Following on from an article written elsewhere at the end of 2007, about the insistence of some “experts” that they are achieving top listings on Google for a particular search phrase, I was today astonished that still this is highlighted as successful SEO activity. And while I suppose it is successful at what it was created to achieve, it’s wasted effort by missing out the fundamental step of knowing what your customer is actually looking for!
It bothers me that this is being promoted as the way to carry out SEO. Such vanity is really easy to pander to – especially when nobody else is trying to achieve the same – so they are happy bunnies. It’s not something I will enable or carry out for my clients or friends unless there is a sensible reason for using phrases that nobody actually searches for.
It could be that I’m missing something, but I suspect not – funnily enough there’s a good reason why I focus on Internet marketing strategy. I do wonder if perhaps I should stop being quite so insistent on giving thorough, results-based value, some of which is not what people want to hear, and make money out of what I can do. However, to my mind, giving clients a false sense of success is dishonourable and downright unethical – the result of this is that I have to dodge the occasional sideways swipe at my reputation from dissatisfied ex-clients, but I can live with that. I’ll stick with being authentic in my marketing.
It may be that the chosen phrases are intended to be contentious and not meant to be of value from a business point of view, other than to point out to people that they have achieved a high listing on Google for this particular phrase. And they do generally provide relevant content for that phrase, they are doing the right things from that point of view, but just imagine how powerful and beneficial it would be for their business if they’d researched and chosen phrases that people actually use. Of course the whole point may be to score points somewhere along the line – fair enough – but to actually label it as successful is inaccurate, incomplete. The point of SEO is to be an active contributor to your Internet marketing, surely.

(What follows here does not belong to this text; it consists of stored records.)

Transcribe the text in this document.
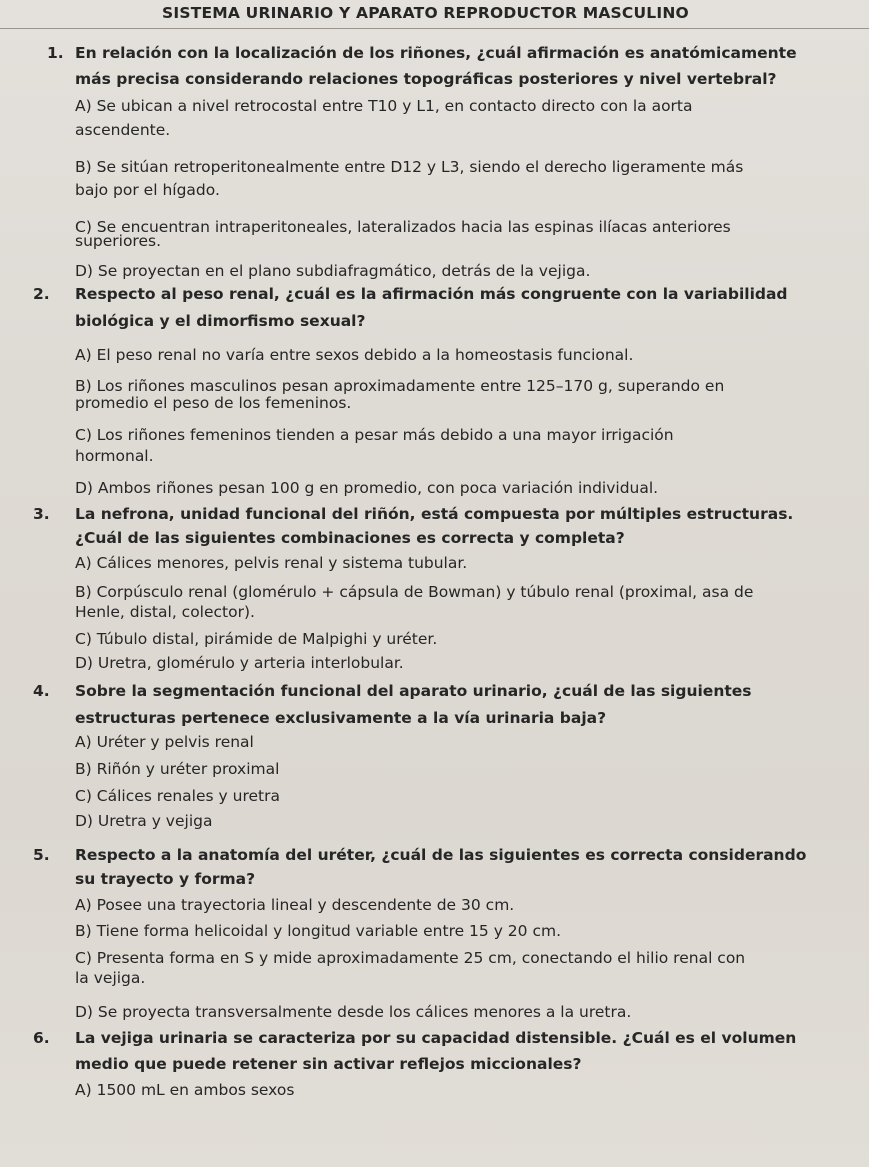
SISTEMA URINARIO Y APARATO REPRODUCTOR MASCULINO
1. En relación con la localización de los riñones, ¿cuál afirmación es anatómicamente
más precisa considerando relaciones topográficas posteriores y nivel vertebral?
A) Se ubican a nivel retrocostal entre T10 y L1, en contacto directo con la aorta
ascendente.
B) Se sitúan retroperitonealmente entre D12 y L3, siendo el derecho ligeramente más
bajo por el hígado.
C) Se encuentran intraperitoneales, lateralizados hacia las espinas ilíacas anteriores
superiores.
D) Se proyectan en el plano subdiafragmático, detrás de la vejiga.
2. Respecto al peso renal, ¿cuál es la afirmación más congruente con la variabilidad
biológica y el dimorfismo sexual?
A) El peso renal no varía entre sexos debido a la homeostasis funcional.
B) Los riñones masculinos pesan aproximadamente entre 125–170 g, superando en
promedio el peso de los femeninos.
C) Los riñones femeninos tienden a pesar más debido a una mayor irrigación
hormonal.
D) Ambos riñones pesan 100 g en promedio, con poca variación individual.
3. La nefrona, unidad funcional del riñón, está compuesta por múltiples estructuras.
¿Cuál de las siguientes combinaciones es correcta y completa?
A) Cálices menores, pelvis renal y sistema tubular.
B) Corpúsculo renal (glomérulo + cápsula de Bowman) y túbulo renal (proximal, asa de
Henle, distal, colector).
C) Túbulo distal, pirámide de Malpighi y uréter.
D) Uretra, glomérulo y arteria interlobular.
4. Sobre la segmentación funcional del aparato urinario, ¿cuál de las siguientes
estructuras pertenece exclusivamente a la vía urinaria baja?
A) Uréter y pelvis renal
B) Riñón y uréter proximal
C) Cálices renales y uretra
D) Uretra y vejiga
5. Respecto a la anatomía del uréter, ¿cuál de las siguientes es correcta considerando
su trayecto y forma?
A) Posee una trayectoria lineal y descendente de 30 cm.
B) Tiene forma helicoidal y longitud variable entre 15 y 20 cm.
C) Presenta forma en S y mide aproximadamente 25 cm, conectando el hilio renal con
la vejiga.
D) Se proyecta transversalmente desde los cálices menores a la uretra.
6. La vejiga urinaria se caracteriza por su capacidad distensible. ¿Cuál es el volumen
medio que puede retener sin activar reflejos miccionales?
A) 1500 mL en ambos sexos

If you’re going to bother, why not first discover what your intended visitors actually search for, and whether they do even look for you on the web. For some the Internet is not the route to market; it can support the route to market, but some sectors and services just may not be using the Internet as their way of finding out about you. Of course taking action now is going to reap rewards, but to celebrate an empty achievement is vanity, nothing more.
If you’re going to make the effort to try to attract people to your website, find out what those people are actually searching for. It’s not rocket science, but is fundamental. So time to get busy practicing what I preach and show those of you that want more business how to achieve that through the Internet.